Double-crested cormorant
There's a place by the quarry where seabirds sometimes stand out of the water, which gives me a chance to satisfy my curiosity about their propeller feet. Absolutely not handy for perching, but powerful for swimming. When I checked into their standing with ornithologists I found a complication, that the cormorants may be reassigned from the order Pelecaniformes ('pelican-like', four toes webbed together) to Suliformes ('gannet-like'), which I like, because gannets visit Halibut Point and pelicans don't.

Turkey dust bath
Speaking of big feet, I was watching some turkeys at a dust bath the other day and was very impressed with their ability to scratch away the turf.

Tom turkey
Spending all day on the ground, they have three specialized toes for walking, foraging, and running like the blazes when trouble comes along. Their fourth toe, the spur with the claw, makes Old Tom fierce in a heated moment. He's in an order with fighting cocks, Galliformes, 'chicken-like' but lordly.

Circling hawk
The feet I shudder to mention belong to raptors, which refers in Latin to 'seizing by force.' Their sinister talons can snatch warm bodies like mine from the treetops. They clench with a relentless, opposable hind claw. The ornithologists have decided to be fair-minded to birds of prey, according them the order Falconiformes.

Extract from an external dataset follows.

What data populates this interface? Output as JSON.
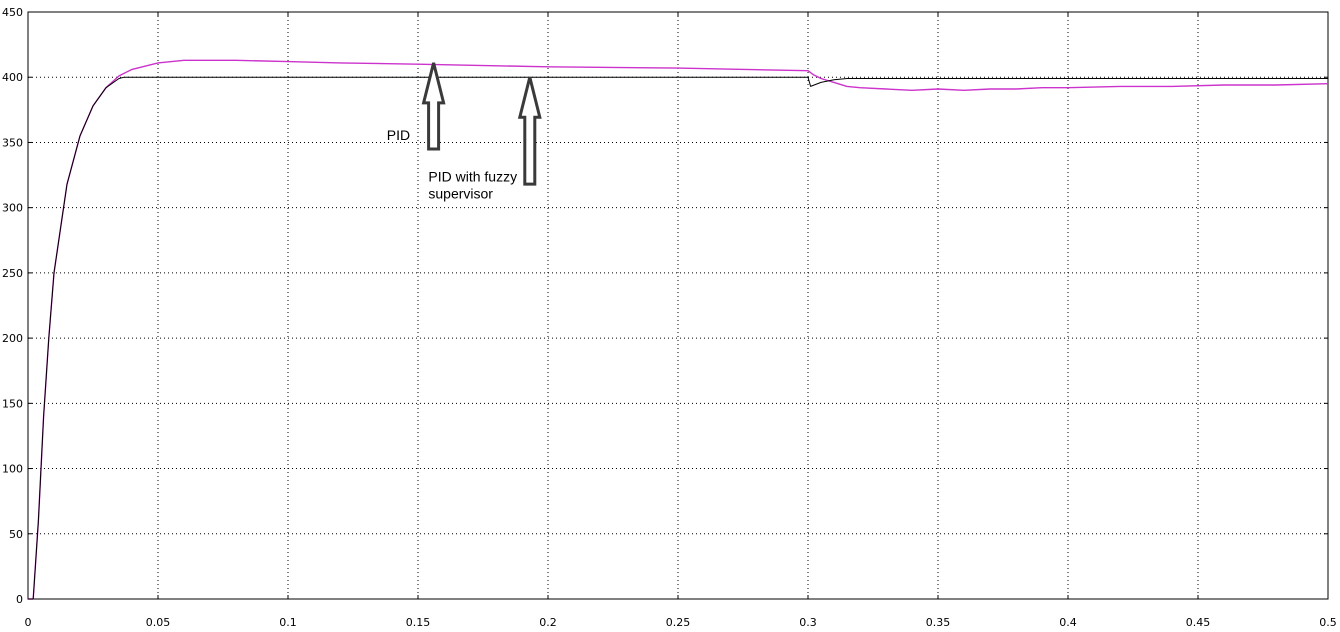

A heroic crow chasing the hawk away

When hawks come around my robust passerine kin come out in force for the safety of the neighborhood. They don't rely on their feet for this feat, but on agility and esprit. 
I have to be alert all the time to stay out of trouble. Really, I don't bother anybody except the bugs in the bark.

I'll show you the trick. My toes help me scramble around the branches. They're state-of-the-art in perching design. Over, under, up and down, it's all the same to us nuthatches.